显示效果是一样的，但我们还要看具体的数值是否一样

imgs = [np_pil_img,sk_img,cv_img,tf_img]

idx2name = {idx:name for idx,name in enumerate(['pil','sk','cv','tf'])}

for i in range(4):

    for j in range(i+1,4):

        try:

            np.testing.assert_almost_equal(imgs[i],imgs[j])

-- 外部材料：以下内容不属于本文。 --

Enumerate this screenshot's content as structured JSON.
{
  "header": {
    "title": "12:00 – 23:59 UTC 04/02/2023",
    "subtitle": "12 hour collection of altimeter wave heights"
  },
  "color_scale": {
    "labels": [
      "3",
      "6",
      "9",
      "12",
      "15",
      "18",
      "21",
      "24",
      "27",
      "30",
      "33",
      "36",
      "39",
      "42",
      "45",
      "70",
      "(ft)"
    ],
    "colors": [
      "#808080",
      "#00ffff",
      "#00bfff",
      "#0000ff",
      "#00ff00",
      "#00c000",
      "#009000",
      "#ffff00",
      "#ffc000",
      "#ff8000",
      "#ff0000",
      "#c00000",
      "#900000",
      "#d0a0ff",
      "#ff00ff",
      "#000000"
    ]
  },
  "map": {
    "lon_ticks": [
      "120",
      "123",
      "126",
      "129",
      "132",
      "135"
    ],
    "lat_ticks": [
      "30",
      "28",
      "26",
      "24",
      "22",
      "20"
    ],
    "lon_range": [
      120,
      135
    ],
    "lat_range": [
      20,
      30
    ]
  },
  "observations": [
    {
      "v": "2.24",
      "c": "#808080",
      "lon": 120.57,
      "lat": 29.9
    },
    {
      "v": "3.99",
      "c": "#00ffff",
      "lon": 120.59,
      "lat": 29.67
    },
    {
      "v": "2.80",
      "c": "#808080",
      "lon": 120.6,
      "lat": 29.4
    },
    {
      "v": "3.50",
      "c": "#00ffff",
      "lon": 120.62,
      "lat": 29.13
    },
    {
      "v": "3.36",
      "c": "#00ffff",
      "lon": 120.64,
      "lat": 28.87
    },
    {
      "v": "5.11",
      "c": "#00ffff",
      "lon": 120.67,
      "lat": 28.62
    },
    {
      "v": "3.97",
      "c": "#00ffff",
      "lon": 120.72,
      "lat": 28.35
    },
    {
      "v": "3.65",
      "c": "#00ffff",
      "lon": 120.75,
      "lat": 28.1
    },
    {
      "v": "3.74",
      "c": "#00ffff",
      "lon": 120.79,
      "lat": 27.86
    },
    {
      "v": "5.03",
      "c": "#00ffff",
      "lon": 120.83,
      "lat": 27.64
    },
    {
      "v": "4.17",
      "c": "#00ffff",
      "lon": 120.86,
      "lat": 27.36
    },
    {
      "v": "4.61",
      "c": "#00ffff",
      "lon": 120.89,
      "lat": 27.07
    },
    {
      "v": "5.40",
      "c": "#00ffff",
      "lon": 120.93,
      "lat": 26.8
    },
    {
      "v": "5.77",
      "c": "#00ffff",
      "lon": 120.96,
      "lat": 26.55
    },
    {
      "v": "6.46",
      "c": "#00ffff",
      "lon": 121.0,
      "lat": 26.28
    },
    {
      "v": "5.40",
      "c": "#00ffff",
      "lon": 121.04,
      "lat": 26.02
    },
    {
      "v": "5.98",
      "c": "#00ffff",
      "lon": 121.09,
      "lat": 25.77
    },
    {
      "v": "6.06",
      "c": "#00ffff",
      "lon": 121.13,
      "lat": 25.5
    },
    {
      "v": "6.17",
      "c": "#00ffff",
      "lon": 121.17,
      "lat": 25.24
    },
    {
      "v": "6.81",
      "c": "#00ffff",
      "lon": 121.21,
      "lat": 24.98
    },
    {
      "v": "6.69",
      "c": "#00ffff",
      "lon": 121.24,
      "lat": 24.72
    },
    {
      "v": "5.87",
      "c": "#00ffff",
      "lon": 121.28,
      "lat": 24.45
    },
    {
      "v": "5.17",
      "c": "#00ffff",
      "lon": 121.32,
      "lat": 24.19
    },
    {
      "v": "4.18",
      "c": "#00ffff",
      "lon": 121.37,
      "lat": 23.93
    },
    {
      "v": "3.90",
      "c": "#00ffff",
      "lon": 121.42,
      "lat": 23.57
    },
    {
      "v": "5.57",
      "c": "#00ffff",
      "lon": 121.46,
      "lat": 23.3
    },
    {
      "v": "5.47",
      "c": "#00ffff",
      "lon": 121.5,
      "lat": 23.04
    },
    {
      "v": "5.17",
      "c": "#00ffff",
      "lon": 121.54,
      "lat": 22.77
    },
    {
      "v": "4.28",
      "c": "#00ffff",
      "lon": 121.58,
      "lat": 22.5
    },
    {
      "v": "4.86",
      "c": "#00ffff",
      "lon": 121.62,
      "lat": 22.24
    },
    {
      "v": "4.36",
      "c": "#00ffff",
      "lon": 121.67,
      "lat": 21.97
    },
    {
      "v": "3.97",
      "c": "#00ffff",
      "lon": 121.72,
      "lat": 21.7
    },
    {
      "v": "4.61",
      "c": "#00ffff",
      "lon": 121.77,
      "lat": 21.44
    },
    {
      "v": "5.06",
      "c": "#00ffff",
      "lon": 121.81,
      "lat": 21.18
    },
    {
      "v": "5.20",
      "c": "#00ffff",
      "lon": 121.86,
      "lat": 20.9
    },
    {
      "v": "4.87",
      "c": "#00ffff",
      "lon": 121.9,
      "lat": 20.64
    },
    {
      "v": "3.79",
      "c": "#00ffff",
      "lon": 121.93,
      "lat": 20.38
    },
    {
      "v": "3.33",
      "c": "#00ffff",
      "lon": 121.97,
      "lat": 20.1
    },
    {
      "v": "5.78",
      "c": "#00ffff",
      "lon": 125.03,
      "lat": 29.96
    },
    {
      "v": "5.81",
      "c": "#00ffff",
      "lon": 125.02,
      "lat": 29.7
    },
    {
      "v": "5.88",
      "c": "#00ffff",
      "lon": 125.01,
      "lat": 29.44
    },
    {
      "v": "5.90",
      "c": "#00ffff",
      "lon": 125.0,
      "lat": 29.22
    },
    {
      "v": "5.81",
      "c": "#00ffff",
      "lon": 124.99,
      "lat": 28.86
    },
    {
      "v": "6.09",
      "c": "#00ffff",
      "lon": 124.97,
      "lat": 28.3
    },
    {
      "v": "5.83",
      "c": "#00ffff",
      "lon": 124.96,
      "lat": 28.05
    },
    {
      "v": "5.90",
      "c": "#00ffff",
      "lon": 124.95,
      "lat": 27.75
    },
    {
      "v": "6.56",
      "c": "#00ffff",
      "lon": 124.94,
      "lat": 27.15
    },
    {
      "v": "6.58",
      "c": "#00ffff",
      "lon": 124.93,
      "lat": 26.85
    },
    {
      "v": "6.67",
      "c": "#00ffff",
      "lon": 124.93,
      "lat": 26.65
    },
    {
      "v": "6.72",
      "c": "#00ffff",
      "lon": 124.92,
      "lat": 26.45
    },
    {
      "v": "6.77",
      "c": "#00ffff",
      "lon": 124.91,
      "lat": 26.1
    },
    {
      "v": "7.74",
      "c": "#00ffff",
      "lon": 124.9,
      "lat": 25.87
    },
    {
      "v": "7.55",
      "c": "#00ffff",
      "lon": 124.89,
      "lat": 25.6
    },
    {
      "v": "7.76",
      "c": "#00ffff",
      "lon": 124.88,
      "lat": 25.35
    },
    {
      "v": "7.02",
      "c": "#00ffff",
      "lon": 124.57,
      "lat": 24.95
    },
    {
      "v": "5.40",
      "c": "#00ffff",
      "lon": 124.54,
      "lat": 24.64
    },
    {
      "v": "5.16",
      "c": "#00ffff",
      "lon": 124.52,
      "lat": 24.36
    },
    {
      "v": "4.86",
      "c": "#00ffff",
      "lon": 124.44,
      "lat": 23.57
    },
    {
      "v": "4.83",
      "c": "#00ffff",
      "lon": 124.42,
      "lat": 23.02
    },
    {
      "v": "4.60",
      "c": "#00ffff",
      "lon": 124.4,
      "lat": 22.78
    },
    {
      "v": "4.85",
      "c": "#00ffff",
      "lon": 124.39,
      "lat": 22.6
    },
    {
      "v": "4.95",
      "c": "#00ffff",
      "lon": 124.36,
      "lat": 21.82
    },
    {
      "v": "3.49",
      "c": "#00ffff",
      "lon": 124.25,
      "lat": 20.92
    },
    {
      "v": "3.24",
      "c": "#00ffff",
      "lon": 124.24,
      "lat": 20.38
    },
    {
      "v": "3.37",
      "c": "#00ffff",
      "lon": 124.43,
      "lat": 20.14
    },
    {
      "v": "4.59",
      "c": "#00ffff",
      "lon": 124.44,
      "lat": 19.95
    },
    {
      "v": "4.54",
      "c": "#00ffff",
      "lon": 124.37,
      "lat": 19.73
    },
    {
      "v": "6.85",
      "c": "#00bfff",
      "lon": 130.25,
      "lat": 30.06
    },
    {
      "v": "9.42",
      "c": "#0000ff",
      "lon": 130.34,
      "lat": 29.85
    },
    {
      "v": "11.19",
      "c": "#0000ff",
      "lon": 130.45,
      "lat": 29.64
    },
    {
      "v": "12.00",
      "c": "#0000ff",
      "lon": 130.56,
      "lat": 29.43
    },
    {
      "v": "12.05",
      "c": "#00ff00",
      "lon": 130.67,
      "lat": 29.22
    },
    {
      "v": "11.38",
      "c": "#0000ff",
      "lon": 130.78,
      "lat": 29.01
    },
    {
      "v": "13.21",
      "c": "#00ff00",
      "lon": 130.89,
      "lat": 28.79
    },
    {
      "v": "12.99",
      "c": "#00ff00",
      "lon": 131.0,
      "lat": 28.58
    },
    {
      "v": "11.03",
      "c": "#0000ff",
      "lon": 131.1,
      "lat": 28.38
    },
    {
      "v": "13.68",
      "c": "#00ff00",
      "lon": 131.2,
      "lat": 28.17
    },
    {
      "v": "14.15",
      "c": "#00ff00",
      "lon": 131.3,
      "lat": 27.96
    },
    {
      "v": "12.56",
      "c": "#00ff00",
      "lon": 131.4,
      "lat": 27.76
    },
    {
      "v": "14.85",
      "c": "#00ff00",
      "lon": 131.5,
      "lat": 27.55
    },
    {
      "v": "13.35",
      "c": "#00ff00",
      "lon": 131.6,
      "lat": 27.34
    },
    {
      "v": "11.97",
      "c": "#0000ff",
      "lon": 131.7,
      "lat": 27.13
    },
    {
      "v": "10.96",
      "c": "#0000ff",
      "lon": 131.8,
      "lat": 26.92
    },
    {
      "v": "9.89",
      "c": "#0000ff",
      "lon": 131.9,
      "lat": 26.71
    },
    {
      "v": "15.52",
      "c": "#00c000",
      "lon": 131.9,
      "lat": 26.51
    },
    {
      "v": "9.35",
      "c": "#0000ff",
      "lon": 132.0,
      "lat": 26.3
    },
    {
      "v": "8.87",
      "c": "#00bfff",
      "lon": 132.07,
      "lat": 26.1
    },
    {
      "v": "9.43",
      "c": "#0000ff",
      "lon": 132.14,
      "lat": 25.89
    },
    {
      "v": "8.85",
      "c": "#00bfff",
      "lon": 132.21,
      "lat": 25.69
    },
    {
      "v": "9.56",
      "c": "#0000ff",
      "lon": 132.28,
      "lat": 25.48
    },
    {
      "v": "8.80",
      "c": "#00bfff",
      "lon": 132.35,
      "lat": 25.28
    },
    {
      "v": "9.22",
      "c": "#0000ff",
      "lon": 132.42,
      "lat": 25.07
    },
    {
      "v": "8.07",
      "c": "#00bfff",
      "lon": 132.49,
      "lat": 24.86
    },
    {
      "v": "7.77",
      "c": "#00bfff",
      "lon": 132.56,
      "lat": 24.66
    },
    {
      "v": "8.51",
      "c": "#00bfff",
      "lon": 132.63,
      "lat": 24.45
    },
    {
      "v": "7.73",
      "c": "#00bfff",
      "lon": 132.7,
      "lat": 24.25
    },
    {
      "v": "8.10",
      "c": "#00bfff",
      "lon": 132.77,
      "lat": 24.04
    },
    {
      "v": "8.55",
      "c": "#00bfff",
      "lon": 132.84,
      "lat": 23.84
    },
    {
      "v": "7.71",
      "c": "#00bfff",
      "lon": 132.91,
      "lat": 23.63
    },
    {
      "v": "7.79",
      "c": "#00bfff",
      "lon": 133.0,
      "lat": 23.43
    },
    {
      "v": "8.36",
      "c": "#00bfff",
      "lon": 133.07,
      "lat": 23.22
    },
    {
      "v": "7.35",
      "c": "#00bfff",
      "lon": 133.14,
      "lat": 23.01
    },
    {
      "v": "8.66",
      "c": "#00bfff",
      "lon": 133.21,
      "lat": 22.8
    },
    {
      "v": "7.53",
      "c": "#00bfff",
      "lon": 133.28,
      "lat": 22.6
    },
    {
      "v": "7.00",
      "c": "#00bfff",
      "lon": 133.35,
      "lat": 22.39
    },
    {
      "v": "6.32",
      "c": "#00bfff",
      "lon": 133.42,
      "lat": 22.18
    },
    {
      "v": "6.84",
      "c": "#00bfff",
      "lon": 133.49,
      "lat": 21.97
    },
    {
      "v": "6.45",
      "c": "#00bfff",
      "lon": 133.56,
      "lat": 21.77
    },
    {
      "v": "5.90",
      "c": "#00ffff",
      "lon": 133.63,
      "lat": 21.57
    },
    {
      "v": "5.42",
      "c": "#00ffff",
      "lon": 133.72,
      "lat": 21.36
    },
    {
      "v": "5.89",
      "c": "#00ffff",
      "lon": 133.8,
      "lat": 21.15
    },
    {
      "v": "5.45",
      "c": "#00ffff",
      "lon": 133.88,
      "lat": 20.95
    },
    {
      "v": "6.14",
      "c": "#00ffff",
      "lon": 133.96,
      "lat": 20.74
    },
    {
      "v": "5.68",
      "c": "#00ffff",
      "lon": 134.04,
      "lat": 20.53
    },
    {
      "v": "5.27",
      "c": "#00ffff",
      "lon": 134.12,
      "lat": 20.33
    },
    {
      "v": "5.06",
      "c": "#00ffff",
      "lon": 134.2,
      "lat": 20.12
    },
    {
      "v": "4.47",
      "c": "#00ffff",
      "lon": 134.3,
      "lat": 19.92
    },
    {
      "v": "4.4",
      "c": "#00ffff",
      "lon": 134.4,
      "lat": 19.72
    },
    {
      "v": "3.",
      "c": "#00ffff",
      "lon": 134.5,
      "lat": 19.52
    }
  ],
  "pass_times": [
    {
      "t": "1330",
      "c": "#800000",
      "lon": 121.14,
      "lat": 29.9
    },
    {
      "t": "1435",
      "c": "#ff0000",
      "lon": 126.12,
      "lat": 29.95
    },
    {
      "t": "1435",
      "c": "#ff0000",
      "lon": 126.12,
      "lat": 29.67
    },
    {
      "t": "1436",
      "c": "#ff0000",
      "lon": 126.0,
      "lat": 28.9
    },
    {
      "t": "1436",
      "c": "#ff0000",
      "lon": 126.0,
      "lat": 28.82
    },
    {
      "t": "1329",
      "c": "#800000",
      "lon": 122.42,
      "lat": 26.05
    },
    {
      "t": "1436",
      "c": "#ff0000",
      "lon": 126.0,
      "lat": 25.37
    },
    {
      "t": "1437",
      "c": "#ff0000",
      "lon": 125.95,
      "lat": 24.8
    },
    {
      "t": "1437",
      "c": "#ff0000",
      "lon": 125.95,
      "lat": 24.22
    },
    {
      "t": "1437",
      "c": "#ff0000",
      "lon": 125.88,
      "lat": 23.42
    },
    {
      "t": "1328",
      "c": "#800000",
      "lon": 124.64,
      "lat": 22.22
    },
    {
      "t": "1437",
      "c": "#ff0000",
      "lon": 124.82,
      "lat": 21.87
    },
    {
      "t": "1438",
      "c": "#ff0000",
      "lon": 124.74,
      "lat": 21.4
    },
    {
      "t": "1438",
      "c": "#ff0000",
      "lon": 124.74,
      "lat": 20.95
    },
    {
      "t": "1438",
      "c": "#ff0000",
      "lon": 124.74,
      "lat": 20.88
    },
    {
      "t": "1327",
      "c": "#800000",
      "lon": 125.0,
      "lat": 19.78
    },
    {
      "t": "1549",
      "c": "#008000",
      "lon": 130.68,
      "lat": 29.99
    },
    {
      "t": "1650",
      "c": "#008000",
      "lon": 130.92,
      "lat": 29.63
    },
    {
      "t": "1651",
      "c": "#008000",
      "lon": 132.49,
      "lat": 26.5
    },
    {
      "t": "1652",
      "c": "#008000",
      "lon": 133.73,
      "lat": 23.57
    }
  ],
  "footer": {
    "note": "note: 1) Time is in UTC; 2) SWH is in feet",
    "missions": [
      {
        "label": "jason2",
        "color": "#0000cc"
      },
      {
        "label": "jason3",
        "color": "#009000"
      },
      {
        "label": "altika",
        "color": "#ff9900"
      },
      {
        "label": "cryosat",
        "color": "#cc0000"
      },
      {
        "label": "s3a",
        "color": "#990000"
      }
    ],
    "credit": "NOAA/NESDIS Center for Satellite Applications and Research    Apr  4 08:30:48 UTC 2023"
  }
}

            print(f"{idx2name[i]}/{idx2name[j]} same")

        except:

            print(f"{idx2name[i]}/{idx2name[j]} difference")

pil/sk same
pil/cv same
pil/tf difference
sk/cv same
sk/tf difference
cv/tf difference

接着查看具体的差值

np.sum(np.abs(cv_img.astype(np.float32)-tf_img.astype(np.float32)))

1040874.0

np.sum(np.abs(tf_img.astype(np.float32)-cv_img.astype(np.float32)))

1040874.0

sum=0.0

for i in range(300):

    for j in range(480):

        for k in range(3):

            sum+=np.abs(float(cv_img[i,j,k])-float(tf_img[i,j,k]))

print(sum)

1040874.0

all_img = np.stack([np_pil_img,sk_img,cv_img,tf_img],0).astype(np.float32)#原类型是uint8，求和会溢出

# new_all_img = all_img.copy()

diff = np.abs(all_img[:,None,...]-all_img)

print(diff.shape)

print(diff.min())

print(diff.max())

(4, 4, 480, 720, 3)
0.0
5.0

idx2name = {idx:name for idx,name in enumerate(['pil','sk','cv','tf'])}

plt.figure(figsize=(20,20))

for i in range(diff.shape[0]):

    for j in range(diff.shape[1]):

        ax=plt.subplot(diff.shape[0],diff.shape[1],i*diff.shape[0]+j+1)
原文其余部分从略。